The subject of this proposal originated in simple number patterns which thirty years after their discovery proved to be a small part of a profound mathematical theory. These number patterns were first studied in the 1970s and named friezes because of their repetitive appearance. Conway and Coxeter devised an attractive way to classify friezes using polygons divided into triangles - triangulated polygons. Independent of this, the powerful theory of cluster algebras was developed in the 2000s, which found deep applications in diverse mathematical fields. It was observed that friezes could be constructed from cluster algebras, and this led to the development of new number patterns, more general than friezes, called SL2-tilings.

The field of SL2-tilings flourished in the decade since their inception, with leading groups in the UK at Leeds and Newcastle. Connections were uncovered to other mathematical fields, including algebraic combinatorics, difference equations, projective geometry, and representation theory. There has been significant focus on classifying types of SL2-tilings, usually with models inspired by Conway and Coxeter's triangulated polygons, to give mathematicians a visual way of interpreting SL2-tilings.

In 2015, it was observed that Conway and Coxeter's theory can be explained elegantly using a geometric object called the Farey complex, which can be thought of loosely as an infinite triangulated polygon. It has a geometry associated to it known as hyperbolic geometry, the geometry of special relativity from physics.

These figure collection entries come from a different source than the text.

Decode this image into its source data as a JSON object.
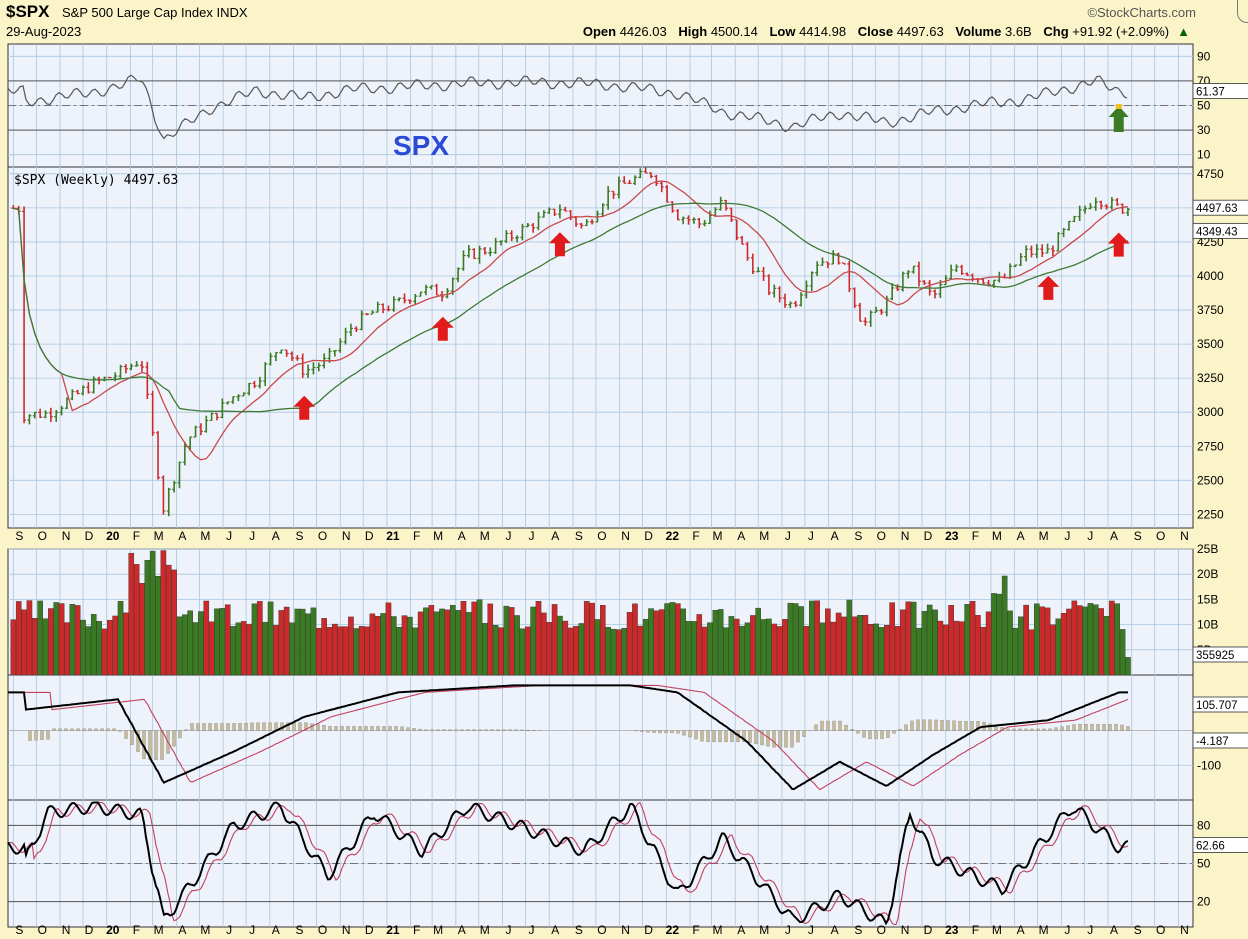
{
  "header": {
    "symbol": "$SPX",
    "name": "S&P 500 Large Cap Index",
    "exchange": "INDX",
    "brand": "©StockCharts.com",
    "date": "29-Aug-2023",
    "open_label": "Open",
    "open": "4426.03",
    "high_label": "High",
    "high": "4500.14",
    "low_label": "Low",
    "low": "4414.98",
    "close_label": "Close",
    "close": "4497.63",
    "volume_label": "Volume",
    "volume": "3.6B",
    "chg_label": "Chg",
    "chg": "+91.92 (+2.09%)",
    "chg_arrow": "▲"
  },
  "colors": {
    "up": "#3A7A22",
    "down": "#CC2A2A",
    "ma_fast": "#C84A4A",
    "ma_slow": "#3E7A35",
    "arrow_red": "#E11B1B",
    "arrow_green": "#3C7A25",
    "watermark": "#2B4BD6"
  },
  "chart_data": [
    {
      "type": "line",
      "panel": "rsi",
      "y_ticks": [
        "90",
        "70",
        "50",
        "30",
        "10"
      ],
      "ylim": [
        0,
        100
      ],
      "ref_lines": [
        70,
        50,
        30
      ],
      "x": [
        "2019-09",
        "2019-11",
        "2020-01",
        "2020-02",
        "2020-03",
        "2020-05",
        "2020-07",
        "2020-09",
        "2020-11",
        "2021-01",
        "2021-04",
        "2021-07",
        "2021-10",
        "2022-01",
        "2022-03",
        "2022-06",
        "2022-08",
        "2022-10",
        "2022-12",
        "2023-02",
        "2023-04",
        "2023-06",
        "2023-07",
        "2023-08"
      ],
      "values": [
        53,
        58,
        65,
        73,
        22,
        48,
        62,
        56,
        63,
        65,
        68,
        69,
        67,
        60,
        45,
        33,
        44,
        36,
        45,
        51,
        55,
        65,
        70,
        61.37
      ],
      "current_label": "61.37",
      "arrow_green": "2023-08"
    },
    {
      "type": "candlestick",
      "panel": "price",
      "legend": "$SPX (Weekly) 4497.63",
      "watermark": "SPX",
      "y_ticks": [
        "4750",
        "4500",
        "4250",
        "4000",
        "3750",
        "3500",
        "3250",
        "3000",
        "2750",
        "2500",
        "2250"
      ],
      "ylim": [
        2150,
        4800
      ],
      "x_months": [
        "S",
        "O",
        "N",
        "D",
        "20",
        "F",
        "M",
        "A",
        "M",
        "J",
        "J",
        "A",
        "S",
        "O",
        "N",
        "D",
        "21",
        "F",
        "M",
        "A",
        "M",
        "J",
        "J",
        "A",
        "S",
        "O",
        "N",
        "D",
        "22",
        "F",
        "M",
        "A",
        "M",
        "J",
        "J",
        "A",
        "S",
        "O",
        "N",
        "D",
        "23",
        "F",
        "M",
        "A",
        "M",
        "J",
        "J",
        "A",
        "S",
        "O",
        "N"
      ],
      "close": [
        [
          "2019-09",
          2980
        ],
        [
          "2019-10",
          2990
        ],
        [
          "2019-11",
          3100
        ],
        [
          "2019-12",
          3210
        ],
        [
          "2020-01",
          3280
        ],
        [
          "2020-02",
          3390
        ],
        [
          "2020-03",
          2300
        ],
        [
          "2020-04",
          2800
        ],
        [
          "2020-05",
          2950
        ],
        [
          "2020-06",
          3120
        ],
        [
          "2020-07",
          3240
        ],
        [
          "2020-08",
          3500
        ],
        [
          "2020-09",
          3300
        ],
        [
          "2020-10",
          3380
        ],
        [
          "2020-11",
          3620
        ],
        [
          "2020-12",
          3740
        ],
        [
          "2021-01",
          3800
        ],
        [
          "2021-02",
          3900
        ],
        [
          "2021-03",
          3880
        ],
        [
          "2021-04",
          4150
        ],
        [
          "2021-05",
          4200
        ],
        [
          "2021-06",
          4300
        ],
        [
          "2021-07",
          4400
        ],
        [
          "2021-08",
          4500
        ],
        [
          "2021-09",
          4350
        ],
        [
          "2021-10",
          4600
        ],
        [
          "2021-11",
          4700
        ],
        [
          "2021-12",
          4760
        ],
        [
          "2022-01",
          4450
        ],
        [
          "2022-02",
          4380
        ],
        [
          "2022-03",
          4540
        ],
        [
          "2022-04",
          4150
        ],
        [
          "2022-05",
          3900
        ],
        [
          "2022-06",
          3780
        ],
        [
          "2022-07",
          4100
        ],
        [
          "2022-08",
          4140
        ],
        [
          "2022-09",
          3640
        ],
        [
          "2022-10",
          3800
        ],
        [
          "2022-11",
          4070
        ],
        [
          "2022-12",
          3840
        ],
        [
          "2023-01",
          4070
        ],
        [
          "2023-02",
          3980
        ],
        [
          "2023-03",
          3960
        ],
        [
          "2023-04",
          4170
        ],
        [
          "2023-05",
          4180
        ],
        [
          "2023-06",
          4390
        ],
        [
          "2023-07",
          4580
        ],
        [
          "2023-08",
          4497.63
        ]
      ],
      "ma_fast_label": "4497.63",
      "ma_slow_label": "4349.43",
      "red_arrows": [
        "2020-09",
        "2021-03",
        "2021-08",
        "2023-05",
        "2023-08"
      ]
    },
    {
      "type": "bar",
      "panel": "volume",
      "y_ticks": [
        "25B",
        "20B",
        "15B",
        "10B",
        "5B"
      ],
      "ylim": [
        0,
        25
      ],
      "peak_dates": [
        "2020-03",
        "2023-03"
      ],
      "current_label": "355925"
    },
    {
      "type": "line",
      "panel": "ppo",
      "y_ticks": [
        "-100"
      ],
      "macd_label": "105.707",
      "hist_label": "-4.187",
      "points": [
        [
          "2019-09",
          60
        ],
        [
          "2020-01",
          90
        ],
        [
          "2020-03",
          -150
        ],
        [
          "2020-06",
          -60
        ],
        [
          "2020-09",
          40
        ],
        [
          "2021-01",
          110
        ],
        [
          "2021-06",
          130
        ],
        [
          "2021-11",
          130
        ],
        [
          "2022-01",
          110
        ],
        [
          "2022-04",
          -30
        ],
        [
          "2022-06",
          -170
        ],
        [
          "2022-08",
          -90
        ],
        [
          "2022-10",
          -160
        ],
        [
          "2022-12",
          -70
        ],
        [
          "2023-02",
          10
        ],
        [
          "2023-05",
          30
        ],
        [
          "2023-08",
          110
        ]
      ]
    },
    {
      "type": "line",
      "panel": "stoch",
      "y_ticks": [
        "80",
        "50",
        "20"
      ],
      "current_label": "62.66",
      "ref_lines": [
        80,
        50,
        20
      ],
      "points": [
        [
          "2019-09",
          50
        ],
        [
          "2019-10",
          90
        ],
        [
          "2019-12",
          95
        ],
        [
          "2020-02",
          88
        ],
        [
          "2020-03",
          5
        ],
        [
          "2020-04",
          30
        ],
        [
          "2020-06",
          80
        ],
        [
          "2020-08",
          95
        ],
        [
          "2020-10",
          40
        ],
        [
          "2020-12",
          90
        ],
        [
          "2021-02",
          60
        ],
        [
          "2021-04",
          95
        ],
        [
          "2021-09",
          60
        ],
        [
          "2021-11",
          95
        ],
        [
          "2022-01",
          25
        ],
        [
          "2022-03",
          70
        ],
        [
          "2022-06",
          5
        ],
        [
          "2022-08",
          25
        ],
        [
          "2022-10",
          2
        ],
        [
          "2022-11",
          90
        ],
        [
          "2022-12",
          55
        ],
        [
          "2023-03",
          30
        ],
        [
          "2023-06",
          95
        ],
        [
          "2023-08",
          62.66
        ]
      ]
    }
  ]
}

The PI took up the baton in 2020, using the Farey complex to offer a unified approach to a host of recent works on SL2-tilings with integer entries. This proposal advances this unifying work to offer geometric models for classes of SL2-tilings that have thus far resisted classification. To achieve this, we will apply techniques from hyperbolic geometry and the field of continued fractions, which is concerned with representing numbers; both are fields of expertise of the PI.